When our system is attacked by that virus, the end result is Acquired Immune Deficiency Syndrome, or AIDS. AIDS is an infectious disease that cripples an important part of the body's immune system. A person is diagnosed with AIDS when her immune system is significantly destroyed. The disease process, to go from being HIV positive without any symptoms to having AIDS, usually takes about 10 years.
Because of this failure of the immune system, people with AIDS are vulnerable to unusual infections or cancers that do not pose a threat to anyone whose immune system is working normally. People who have AIDS are at high risk of falling victim to these life-threatening diseases called opportunistic infections. These infections are caused by microbes that usually do not cause illness in healthy people.

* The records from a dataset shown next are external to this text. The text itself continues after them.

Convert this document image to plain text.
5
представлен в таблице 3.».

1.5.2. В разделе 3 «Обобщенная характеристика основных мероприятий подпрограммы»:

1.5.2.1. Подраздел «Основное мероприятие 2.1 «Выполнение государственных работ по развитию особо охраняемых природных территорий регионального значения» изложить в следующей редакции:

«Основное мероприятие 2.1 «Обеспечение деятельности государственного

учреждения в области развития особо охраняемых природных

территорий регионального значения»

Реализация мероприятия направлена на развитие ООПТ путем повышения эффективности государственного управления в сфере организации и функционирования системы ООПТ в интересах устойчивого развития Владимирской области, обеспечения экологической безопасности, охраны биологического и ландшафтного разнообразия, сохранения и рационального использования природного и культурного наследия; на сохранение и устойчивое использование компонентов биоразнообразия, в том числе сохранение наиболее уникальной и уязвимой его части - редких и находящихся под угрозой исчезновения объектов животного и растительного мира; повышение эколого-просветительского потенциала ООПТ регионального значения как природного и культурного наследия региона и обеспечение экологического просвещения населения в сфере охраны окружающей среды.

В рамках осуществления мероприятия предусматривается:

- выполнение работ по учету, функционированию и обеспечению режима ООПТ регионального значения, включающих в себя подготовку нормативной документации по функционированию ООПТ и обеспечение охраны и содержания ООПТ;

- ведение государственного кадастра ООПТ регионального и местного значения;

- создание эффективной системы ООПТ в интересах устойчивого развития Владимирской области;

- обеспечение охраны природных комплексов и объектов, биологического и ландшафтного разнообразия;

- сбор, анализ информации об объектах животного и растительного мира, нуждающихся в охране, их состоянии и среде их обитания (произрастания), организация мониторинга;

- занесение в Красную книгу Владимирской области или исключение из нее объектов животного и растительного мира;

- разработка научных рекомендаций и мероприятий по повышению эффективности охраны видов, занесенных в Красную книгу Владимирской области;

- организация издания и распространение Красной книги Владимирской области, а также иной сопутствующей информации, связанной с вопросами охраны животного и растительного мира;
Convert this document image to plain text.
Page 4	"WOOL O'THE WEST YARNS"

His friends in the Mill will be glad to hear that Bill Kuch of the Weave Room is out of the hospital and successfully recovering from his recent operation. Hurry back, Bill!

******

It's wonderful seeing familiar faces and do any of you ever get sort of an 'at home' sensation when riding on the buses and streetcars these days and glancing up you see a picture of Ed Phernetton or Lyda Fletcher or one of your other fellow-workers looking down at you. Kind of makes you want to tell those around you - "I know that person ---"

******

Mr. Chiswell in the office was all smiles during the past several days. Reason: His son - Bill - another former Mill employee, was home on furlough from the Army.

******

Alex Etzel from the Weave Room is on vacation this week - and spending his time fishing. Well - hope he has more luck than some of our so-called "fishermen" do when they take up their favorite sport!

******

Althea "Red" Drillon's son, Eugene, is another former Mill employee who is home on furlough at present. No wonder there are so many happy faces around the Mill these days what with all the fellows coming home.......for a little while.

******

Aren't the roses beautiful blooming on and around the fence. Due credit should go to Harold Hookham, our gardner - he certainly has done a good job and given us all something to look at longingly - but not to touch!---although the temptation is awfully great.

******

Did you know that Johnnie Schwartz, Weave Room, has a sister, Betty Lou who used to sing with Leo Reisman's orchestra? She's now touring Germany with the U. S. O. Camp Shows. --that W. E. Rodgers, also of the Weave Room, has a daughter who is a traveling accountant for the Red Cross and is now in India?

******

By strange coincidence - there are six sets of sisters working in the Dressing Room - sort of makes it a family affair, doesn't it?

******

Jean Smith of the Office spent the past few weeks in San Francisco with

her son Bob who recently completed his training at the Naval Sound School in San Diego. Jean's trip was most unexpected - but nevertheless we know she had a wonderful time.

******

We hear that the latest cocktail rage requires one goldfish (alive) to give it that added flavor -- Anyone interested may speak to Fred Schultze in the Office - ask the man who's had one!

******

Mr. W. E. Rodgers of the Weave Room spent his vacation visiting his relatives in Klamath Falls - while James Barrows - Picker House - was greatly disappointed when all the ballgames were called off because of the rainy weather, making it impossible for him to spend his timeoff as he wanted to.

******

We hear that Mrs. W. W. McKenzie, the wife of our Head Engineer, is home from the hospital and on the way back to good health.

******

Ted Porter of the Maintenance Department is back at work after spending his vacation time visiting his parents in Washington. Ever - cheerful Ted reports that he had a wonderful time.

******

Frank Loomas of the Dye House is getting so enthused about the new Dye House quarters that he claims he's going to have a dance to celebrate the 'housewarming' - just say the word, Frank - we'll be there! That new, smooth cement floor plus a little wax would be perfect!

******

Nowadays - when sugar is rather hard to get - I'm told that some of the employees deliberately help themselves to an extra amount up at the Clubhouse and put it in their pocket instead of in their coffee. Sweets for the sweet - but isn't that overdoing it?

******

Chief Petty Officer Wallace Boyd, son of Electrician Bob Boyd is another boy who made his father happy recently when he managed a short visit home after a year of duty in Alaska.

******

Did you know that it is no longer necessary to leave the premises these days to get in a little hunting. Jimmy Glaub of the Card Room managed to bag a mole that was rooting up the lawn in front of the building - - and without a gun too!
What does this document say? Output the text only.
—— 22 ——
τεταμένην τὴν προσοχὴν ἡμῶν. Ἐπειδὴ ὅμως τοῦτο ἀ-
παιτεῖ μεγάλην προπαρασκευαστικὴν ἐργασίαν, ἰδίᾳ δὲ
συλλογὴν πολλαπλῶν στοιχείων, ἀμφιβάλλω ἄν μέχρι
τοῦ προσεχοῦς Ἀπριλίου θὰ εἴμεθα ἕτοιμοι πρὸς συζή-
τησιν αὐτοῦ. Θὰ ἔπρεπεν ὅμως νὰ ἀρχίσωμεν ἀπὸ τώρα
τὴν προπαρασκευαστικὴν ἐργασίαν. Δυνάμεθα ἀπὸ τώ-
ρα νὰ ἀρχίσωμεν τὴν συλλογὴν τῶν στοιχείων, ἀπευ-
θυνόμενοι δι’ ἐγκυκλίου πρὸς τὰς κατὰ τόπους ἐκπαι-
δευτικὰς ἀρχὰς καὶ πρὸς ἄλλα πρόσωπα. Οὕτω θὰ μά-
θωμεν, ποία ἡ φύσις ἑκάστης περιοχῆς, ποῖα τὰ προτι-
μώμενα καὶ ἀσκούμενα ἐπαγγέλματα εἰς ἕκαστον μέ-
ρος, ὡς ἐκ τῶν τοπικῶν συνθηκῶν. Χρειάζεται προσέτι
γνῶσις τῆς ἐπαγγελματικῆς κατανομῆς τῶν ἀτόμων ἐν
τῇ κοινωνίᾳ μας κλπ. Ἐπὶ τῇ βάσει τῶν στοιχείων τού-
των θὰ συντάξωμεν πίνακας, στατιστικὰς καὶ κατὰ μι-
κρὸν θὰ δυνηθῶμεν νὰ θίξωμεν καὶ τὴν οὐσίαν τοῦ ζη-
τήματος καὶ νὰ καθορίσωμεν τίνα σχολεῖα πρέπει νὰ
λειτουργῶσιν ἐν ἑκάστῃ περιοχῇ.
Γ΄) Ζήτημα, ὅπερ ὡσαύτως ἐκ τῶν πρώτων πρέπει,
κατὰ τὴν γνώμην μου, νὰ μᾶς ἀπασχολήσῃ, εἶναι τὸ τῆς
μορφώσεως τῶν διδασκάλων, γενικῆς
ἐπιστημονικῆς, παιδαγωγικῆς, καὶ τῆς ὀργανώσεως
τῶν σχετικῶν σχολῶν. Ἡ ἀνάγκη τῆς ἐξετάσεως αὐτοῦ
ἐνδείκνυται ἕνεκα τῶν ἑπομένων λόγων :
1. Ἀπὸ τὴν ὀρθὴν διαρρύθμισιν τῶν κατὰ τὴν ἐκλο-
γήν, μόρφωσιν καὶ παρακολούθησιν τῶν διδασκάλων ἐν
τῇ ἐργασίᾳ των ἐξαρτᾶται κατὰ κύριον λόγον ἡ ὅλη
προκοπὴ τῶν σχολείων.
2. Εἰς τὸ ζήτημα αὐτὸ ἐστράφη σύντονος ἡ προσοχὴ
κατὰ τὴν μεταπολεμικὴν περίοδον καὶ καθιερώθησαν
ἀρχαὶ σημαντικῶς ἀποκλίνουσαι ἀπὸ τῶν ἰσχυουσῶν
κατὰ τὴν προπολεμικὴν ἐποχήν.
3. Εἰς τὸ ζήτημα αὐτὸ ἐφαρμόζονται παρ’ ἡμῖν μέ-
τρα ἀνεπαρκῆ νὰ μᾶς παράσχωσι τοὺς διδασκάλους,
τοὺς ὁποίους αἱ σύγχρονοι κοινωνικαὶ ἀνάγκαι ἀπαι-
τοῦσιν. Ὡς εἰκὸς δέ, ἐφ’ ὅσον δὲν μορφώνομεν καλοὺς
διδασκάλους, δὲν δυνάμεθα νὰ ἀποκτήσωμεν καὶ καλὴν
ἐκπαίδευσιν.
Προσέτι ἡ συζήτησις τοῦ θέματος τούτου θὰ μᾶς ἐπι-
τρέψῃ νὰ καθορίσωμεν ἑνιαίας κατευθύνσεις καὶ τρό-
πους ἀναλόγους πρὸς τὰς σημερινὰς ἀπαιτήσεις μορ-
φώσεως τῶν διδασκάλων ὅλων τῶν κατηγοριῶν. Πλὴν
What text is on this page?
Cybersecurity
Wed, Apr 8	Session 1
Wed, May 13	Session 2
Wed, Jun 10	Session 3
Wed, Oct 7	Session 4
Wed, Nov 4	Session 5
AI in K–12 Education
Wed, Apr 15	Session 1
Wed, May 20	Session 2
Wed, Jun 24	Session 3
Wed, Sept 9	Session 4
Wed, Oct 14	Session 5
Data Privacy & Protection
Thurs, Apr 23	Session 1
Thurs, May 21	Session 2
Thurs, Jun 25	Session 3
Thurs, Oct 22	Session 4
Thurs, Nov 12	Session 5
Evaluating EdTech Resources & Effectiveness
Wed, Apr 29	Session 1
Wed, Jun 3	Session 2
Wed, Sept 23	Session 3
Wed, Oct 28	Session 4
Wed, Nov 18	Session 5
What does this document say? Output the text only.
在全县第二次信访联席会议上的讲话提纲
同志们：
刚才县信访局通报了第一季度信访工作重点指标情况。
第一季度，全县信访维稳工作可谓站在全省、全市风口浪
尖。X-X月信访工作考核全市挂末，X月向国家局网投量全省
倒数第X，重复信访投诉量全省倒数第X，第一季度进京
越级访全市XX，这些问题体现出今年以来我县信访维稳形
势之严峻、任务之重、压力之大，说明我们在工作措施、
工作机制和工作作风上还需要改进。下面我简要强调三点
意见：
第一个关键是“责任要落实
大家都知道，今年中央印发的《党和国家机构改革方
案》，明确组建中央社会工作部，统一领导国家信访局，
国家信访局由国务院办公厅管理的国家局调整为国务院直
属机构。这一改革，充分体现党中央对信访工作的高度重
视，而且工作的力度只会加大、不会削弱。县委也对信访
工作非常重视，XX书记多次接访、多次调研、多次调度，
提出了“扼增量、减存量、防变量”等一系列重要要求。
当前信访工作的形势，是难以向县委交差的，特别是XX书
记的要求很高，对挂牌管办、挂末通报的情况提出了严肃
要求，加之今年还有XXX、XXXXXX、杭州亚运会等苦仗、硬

Home Medical Equipment for AIDS Patients
HIV and AIDS patients don't require the use of home medical equipment, but often the results of their inability to fight other diseases may require your assistance. Infections that only rarely occur in people with normal immune systems create a host of problems that might be alleviated or improved through the use of equipment. For example, weakness in the legs might necessitate the use of a cane or walker. Advanced deterioration of the body might also make functional ambulation impossible and a wheelchair might be appropriate. Incontinence is not an uncommon problem. An individual with AIDS likely will eventually need bathroom safety items, daily living aids, hospital beds and respiratory and oxygen equipment.